I also read that you’re enforcing minimum distances between buildings (good idea) which would result in a reasonably spread out infrastructure.
Without knowing any details of the mechanics, in general, I’d see that as an opportunity to rush a small group of fast, light units in to enemy territory, find the infrastructure, split up and target it.
Avoid enemy units where possible and focus on hit and run on the buildings. If nothing else I’m going to force my opponent to spend a lot of AP attempting to defend their infrastructure which is geographically spread out. Given the apparent networked nature of the infrastructure I have the ability to take out key buildings that would provide an outsized benefit in slowing down my opponent.

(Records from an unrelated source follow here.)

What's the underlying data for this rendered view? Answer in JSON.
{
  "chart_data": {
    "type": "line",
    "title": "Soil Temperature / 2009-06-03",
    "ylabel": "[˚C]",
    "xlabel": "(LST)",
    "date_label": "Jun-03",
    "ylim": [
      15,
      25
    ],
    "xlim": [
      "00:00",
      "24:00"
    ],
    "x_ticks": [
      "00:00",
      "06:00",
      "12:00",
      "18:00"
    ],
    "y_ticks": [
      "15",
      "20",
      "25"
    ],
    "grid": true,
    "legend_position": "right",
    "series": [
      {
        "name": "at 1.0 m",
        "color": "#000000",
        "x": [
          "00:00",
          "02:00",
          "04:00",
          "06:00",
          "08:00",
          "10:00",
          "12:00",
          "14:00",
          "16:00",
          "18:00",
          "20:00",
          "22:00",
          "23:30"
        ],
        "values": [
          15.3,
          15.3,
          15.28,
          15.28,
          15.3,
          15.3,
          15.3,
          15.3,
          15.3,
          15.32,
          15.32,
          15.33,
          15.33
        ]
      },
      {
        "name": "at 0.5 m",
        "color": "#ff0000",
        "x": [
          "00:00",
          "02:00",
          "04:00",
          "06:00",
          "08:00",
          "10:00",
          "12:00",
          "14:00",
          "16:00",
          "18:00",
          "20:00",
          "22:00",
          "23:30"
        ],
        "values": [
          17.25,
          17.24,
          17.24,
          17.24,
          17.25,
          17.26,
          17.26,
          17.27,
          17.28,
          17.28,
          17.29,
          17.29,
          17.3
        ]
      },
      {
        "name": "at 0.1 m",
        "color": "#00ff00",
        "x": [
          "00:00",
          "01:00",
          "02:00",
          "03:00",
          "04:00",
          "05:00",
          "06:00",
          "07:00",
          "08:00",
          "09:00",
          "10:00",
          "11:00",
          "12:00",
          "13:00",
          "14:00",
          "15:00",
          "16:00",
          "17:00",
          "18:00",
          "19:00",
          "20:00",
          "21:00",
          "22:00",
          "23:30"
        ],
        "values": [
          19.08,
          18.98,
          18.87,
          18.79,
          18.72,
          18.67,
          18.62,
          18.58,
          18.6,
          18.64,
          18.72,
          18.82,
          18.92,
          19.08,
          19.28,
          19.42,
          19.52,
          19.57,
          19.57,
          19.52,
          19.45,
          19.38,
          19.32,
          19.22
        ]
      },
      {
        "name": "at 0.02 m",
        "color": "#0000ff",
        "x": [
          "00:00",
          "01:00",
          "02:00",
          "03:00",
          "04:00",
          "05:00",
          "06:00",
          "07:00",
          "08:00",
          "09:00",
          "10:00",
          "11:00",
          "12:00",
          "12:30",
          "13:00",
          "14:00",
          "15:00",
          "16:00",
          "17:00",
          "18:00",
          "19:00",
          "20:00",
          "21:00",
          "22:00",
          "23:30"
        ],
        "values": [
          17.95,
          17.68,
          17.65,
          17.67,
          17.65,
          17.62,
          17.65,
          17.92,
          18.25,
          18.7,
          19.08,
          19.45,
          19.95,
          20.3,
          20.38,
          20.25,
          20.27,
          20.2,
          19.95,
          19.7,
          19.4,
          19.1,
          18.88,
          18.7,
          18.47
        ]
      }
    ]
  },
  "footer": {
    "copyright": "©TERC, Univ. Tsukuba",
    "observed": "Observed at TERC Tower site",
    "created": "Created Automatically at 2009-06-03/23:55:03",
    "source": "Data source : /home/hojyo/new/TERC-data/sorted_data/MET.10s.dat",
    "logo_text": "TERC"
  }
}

If I started with 4 AP then I’d use, once in contact, 3 of them for harrassment and 1 for my own development. Provided I was mobile and spread out, I’d may well force my opponent into spending most of their AP into reacting and defending. I could even pull my units back a way’s for a few turns and go all out development while my opponent is chasing shadows.
This may well be null and void given specific game mechanics but a general, early rush, guerilla approach to attacking a spread out, vulnerable, infrastructure would be a fairly obvious approach.

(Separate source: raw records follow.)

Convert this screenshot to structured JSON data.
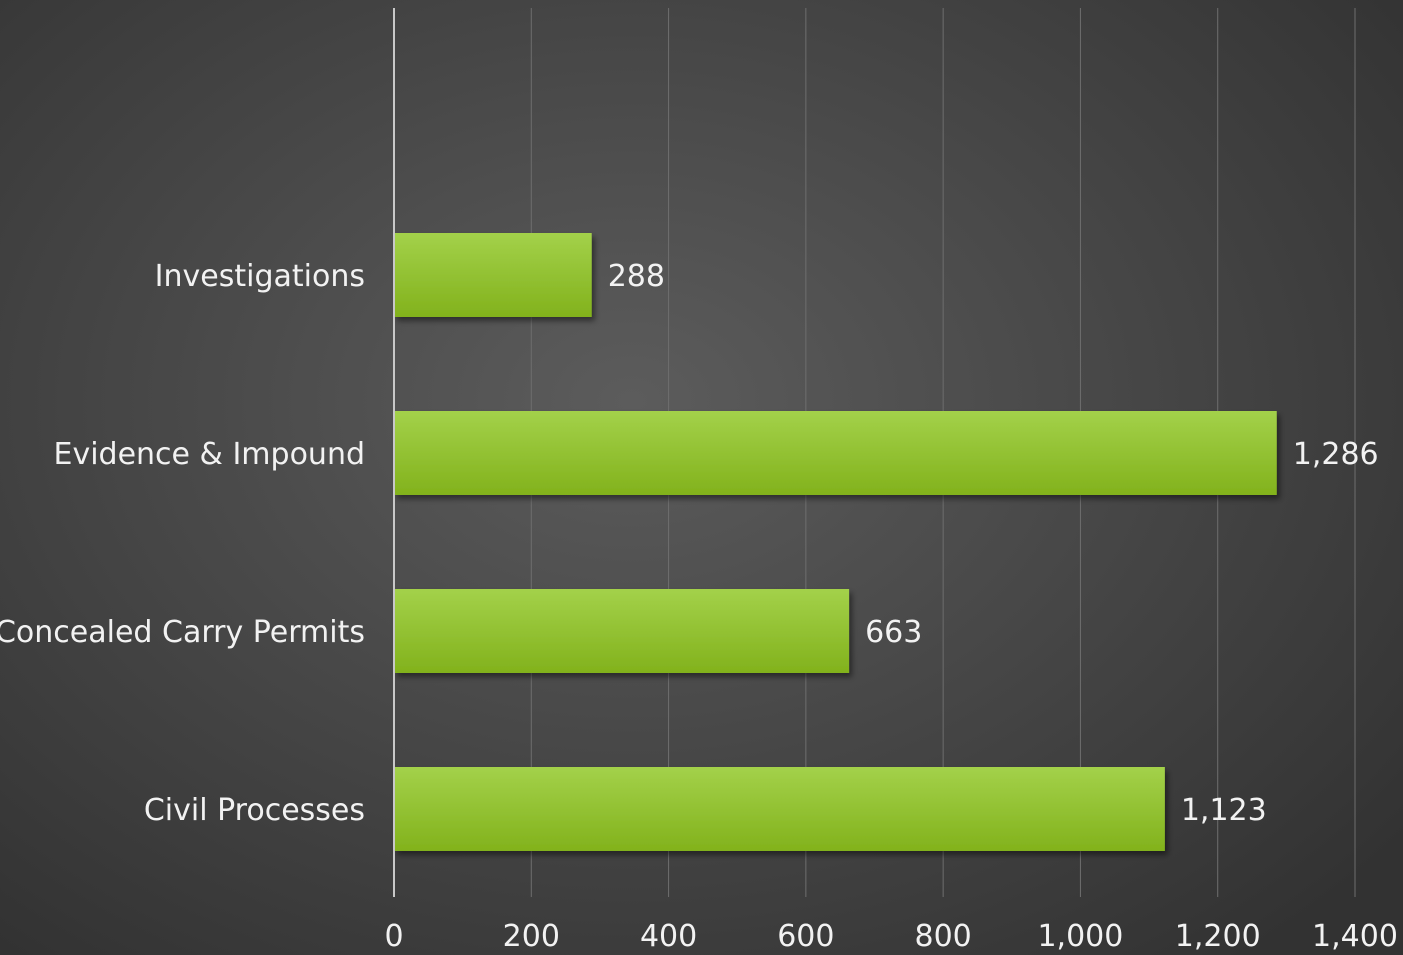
{
  "chart_data": {
    "type": "bar",
    "orientation": "horizontal",
    "categories": [
      "Investigations",
      "Evidence & Impound",
      "Concealed Carry Permits",
      "Civil Processes"
    ],
    "values": [
      288,
      1286,
      663,
      1123
    ],
    "value_labels": [
      "288",
      "1,286",
      "663",
      "1,123"
    ],
    "title": "",
    "xlabel": "",
    "ylabel": "",
    "xlim": [
      0,
      1400
    ],
    "x_ticks": [
      0,
      200,
      400,
      600,
      800,
      1000,
      1200,
      1400
    ],
    "x_tick_labels": [
      "0",
      "200",
      "400",
      "600",
      "800",
      "1,000",
      "1,200",
      "1,400"
    ],
    "grid": true,
    "legend": "none",
    "colors": {
      "bar_top": "#a3d14a",
      "bar_bottom": "#82b21c",
      "text": "#f2f2f2",
      "gridline": "#6e6e6e",
      "axis_line": "#c8c8c8"
    }
  }
}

Balancing the ability of a player to use something along those lines vs giving their opponent tools to counter it may be a challenge. If you constrained one strategy at the expense of another you’d end up with player’s herding towards the dominant strategy.
You’ve got three factions in the game, perhaps some asymmetry here that allows a faction to favour certain strategies at the expense of others? Probably going to have to do this anyway otherwise you’d end up with straight rock, paper, scissors and generic factions.
Sounds like you’ve already given all this a lot of thought but you’ve got a few interesting ingredients in the mix that other strategy games don’t that make it intriguing.
The finite pool of supply being the main one but also the reliance on a geographically diverse vulnerable infrastructure and the commander limited AP turn pool. Being able to stir that pot of curly ingredients and cook up a reasonable sized strategy/decision space for players to operate within sounds like fun.